The kids' collections they keep in plastic boxes and they can play with it how they want. Sometimes pieces get lost. I try to impress on them the importance of keeping the pieces together and putting things away where they go, but it isn't always possible. It might be a lesson they need to learn the hard way. My kids are extremely respectful of my Lego collection but not so much of their own. So it is possible to enact rules they can follow, but there are limits.
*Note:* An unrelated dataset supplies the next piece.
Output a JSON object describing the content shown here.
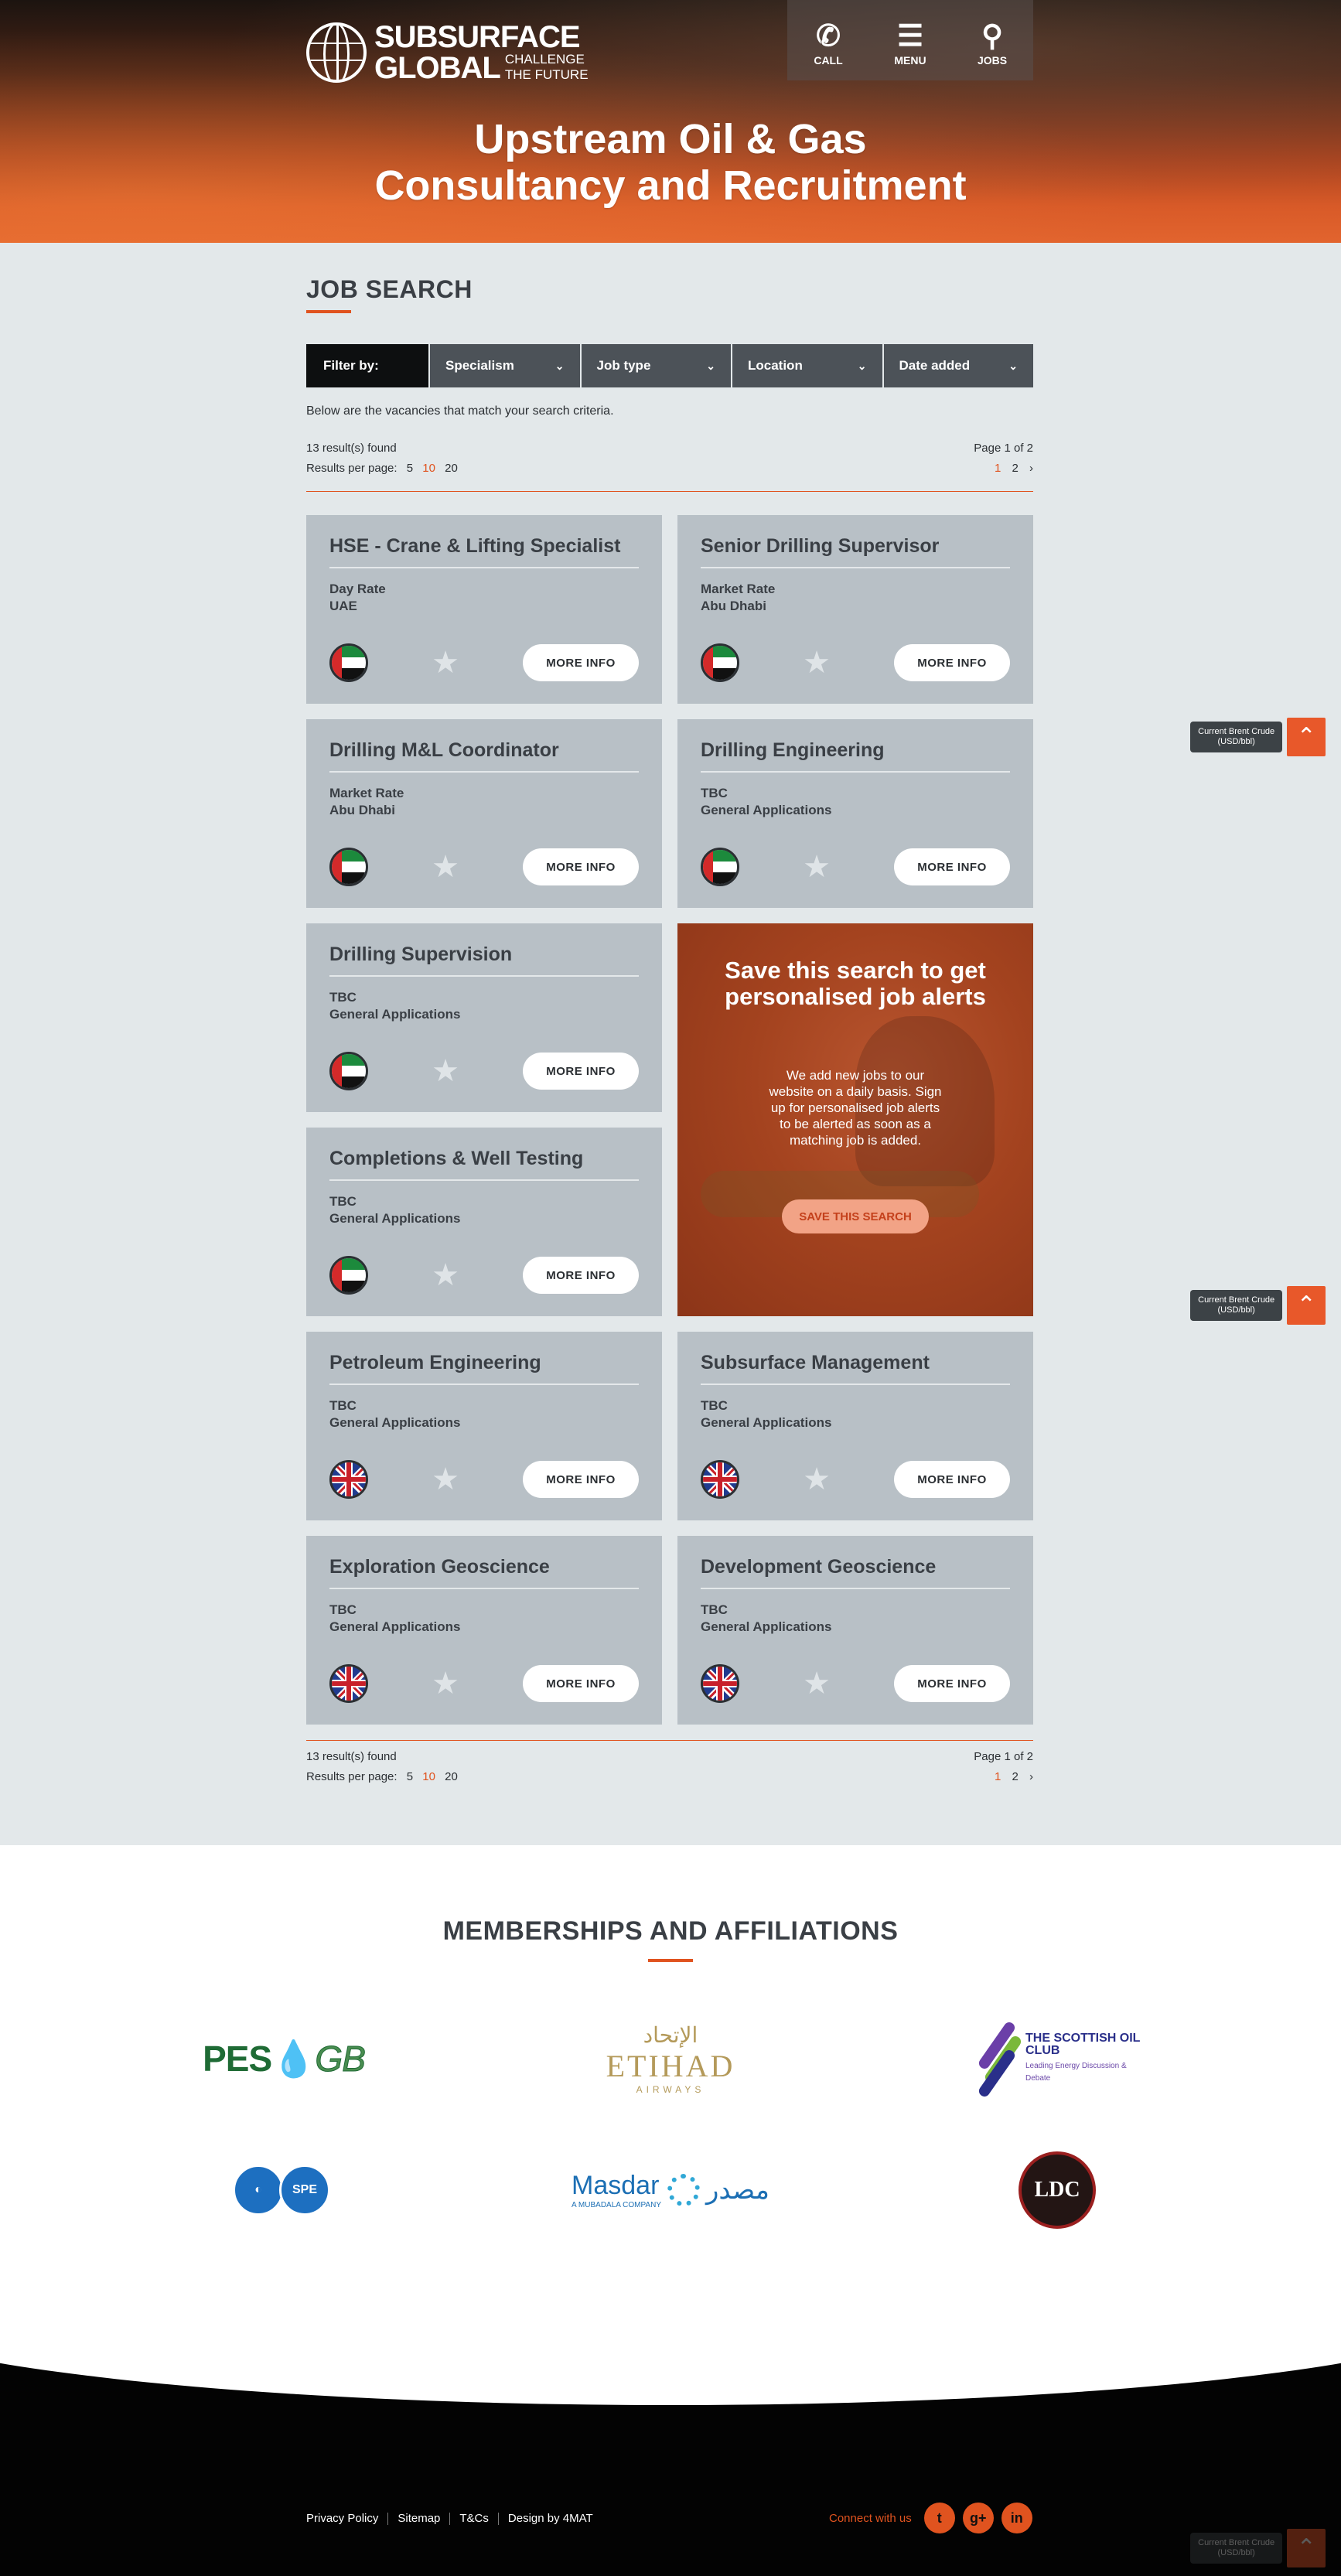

One issue that can help with missing parts is keeping track of where the parts should be. Keeping all the parts in one big box makes it harder to tell what's missing. If you keep your kits assembled as per the instructions, you'll know the parts are all there. Of course, this dampens your ability to create your own things, so maybe some other organizational method will help. You could sort the parts into ziplock bags by colour. You could put all the minifigs and their accessories in separate bags. Having enough smaller containers that lets you see when pieces are misplaced (i.e. not lost, but in the wrong container) helps you find pieces when you need them. Being able to estimate if a certain bag is missing pieces, or plainly recognizing that a certain piece is gone gives you the motivation to search for it now before the vacuum gets it. Keeping organized helps prevent problems. But it's also a buzzkill for many people.

That said: pieces will get lost. They will get broken. They will change colour in the sun. They'll lose their clutch power. So how do we cope?

The easiest solution is to order replacement parts from either Lego itself or from vendors on a site such as Bricklink. Some pieces are rare and hard to replace, but other pieces are easy to find and cost just pennies. Bricklink is intimidating at first but it's reasonably well structured and you can eventually find what you need.